Учитель гневался на непонятливый народ, принимался убеждать скова и, теряя самообладание, начинал уж покрикивать на своих слушателей, а потом, вскочив, и вовсе удалился, но, видать, уж потому, что в комнату тихо вошёл Фёдор Гаврилович Орланин. Он посторонился, пропуская мимо себя Ивана Павловича, проводил его долгим насмешливым взглядом и присел у порога, подогнув, как и другие, под себя ногу.
Вскоре Фёдор Гаврилович тоже показывал портрет, с которого на мужиков глядел лысый человек с прищуренными глазами и маленькой бородкой. В отличие от Ивана Павловича Фёдор Гаврилович не называл «спасителем России» этого человека, а сообщил только, это возглавляемая и созданная им партия стоит за то, чтобы немедленно заключить мир, заводы и фабрики отдать рабочим, а землю — тем, кто её обрабатывает, — крестьянам. Это было ясно и понятно, хотя недоверчивому и подозрительному по природе своей мужику и нелегко было в это поверить, и вопросы сыпались на Орланина, как из мешка.
— А кто будет отбирать землю у помещика?
— А что будет с такими, скажем, как наши Савкины?
— Будут ли делить отруба?
— А ежели вернётся сызнова царь — тогда что?
Фёдор Гаврилович терпеливо отвечал. Под конец он, вытирая рукавом полушубка выступившую на лбу испарину, взмолился:
— Хватит, ребята! Умаялся — сил больше нет.
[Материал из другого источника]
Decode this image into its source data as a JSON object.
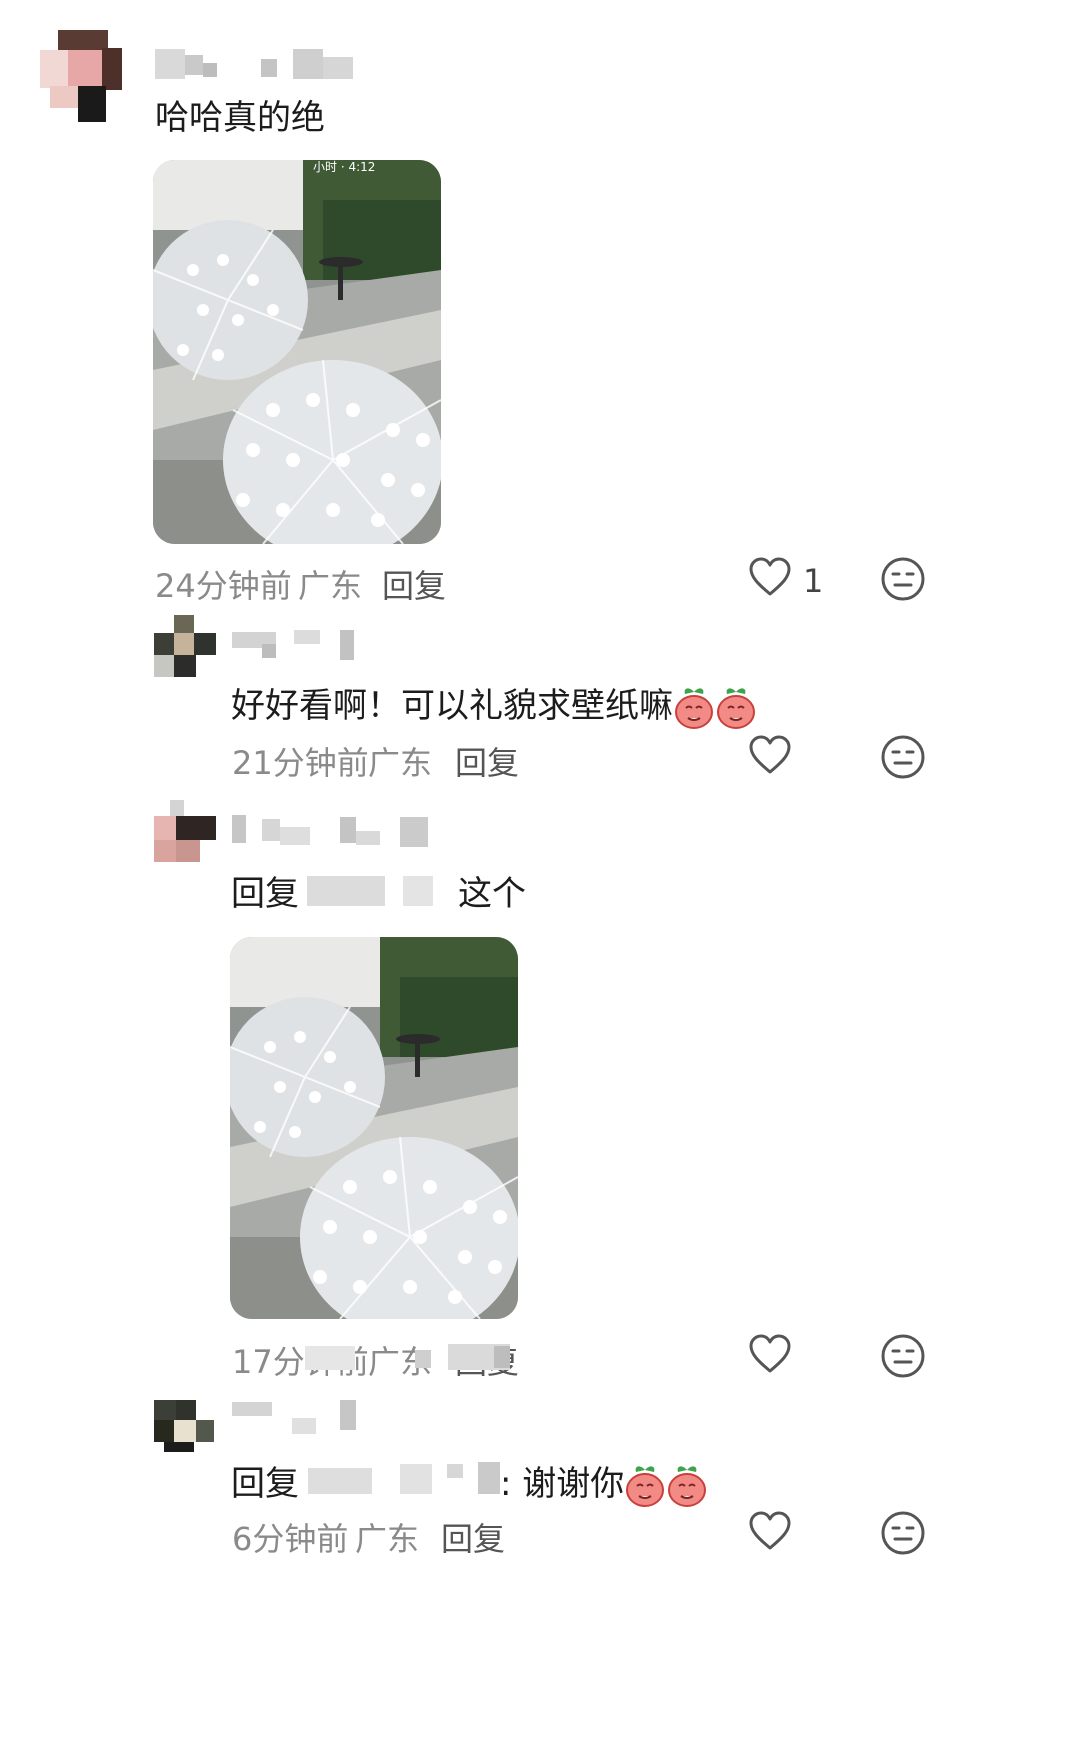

— Довольно. Замучили человека. Пущай Карпушка теперь говорит! Он больше всех мешал! — подал вдруг свой голос Иван Мороз.
Карпушке это не понравилось.
— Кому ж это я мешал? — гневно спросил он Мороза. — Уж не тебе ли? Да ты всё одно ни хренинушки не слыхал, тетеря ты глухая, пенёк с глазами! Тебя б только с бабушкой Сорочихой спаровать, вот бы вы накалякались! Её спрашиваешь про Фому, а она тебе, анафема, про Ерему. Так же вот и ты… А что касаемо Фёдора, так пускай уж попотеет нонче, коль пришёл к нам. Растеребил душу — пусть и лечит… Вот у меня к тебе вопрос, дорогой ты наш Гаврилыч. Царя, стало быть, спихнули. Могу теперь я, скажем, в суд подать на Савкиных за увечье, какое они мне, звери, за поганую икону — будь она неладна! — учинили? Могу ай нет?
— Можешь. Но обожди маленько, — тихо сказал Фёдор Гаврилович.
— И сколько же я должон ждать?
— Сказано: маленько, — повторил Фёдор Гаврилович. — Найдётся и на Савкиных управа. Они своего дождутся. И очень даже скоро. И не только они. Шабра твоего, Подифора, не минует… Маланья не убежала ещё от него? Не вернулась к тебе?.. Дура баба! Чего нашла в старике?
— Кусок хлеба, чего ещё? — хмуро выдохнул Карпушка. — Показал ломоть, поманил — побежала…
— Да и то верно: что с голодного человека спрашивать? — Фёдор Гаврилович тяжко вздохнул. — Голод разум мутит.
— А я на неё сердца не имею. Сам виноватый: не сумел накормить досыта.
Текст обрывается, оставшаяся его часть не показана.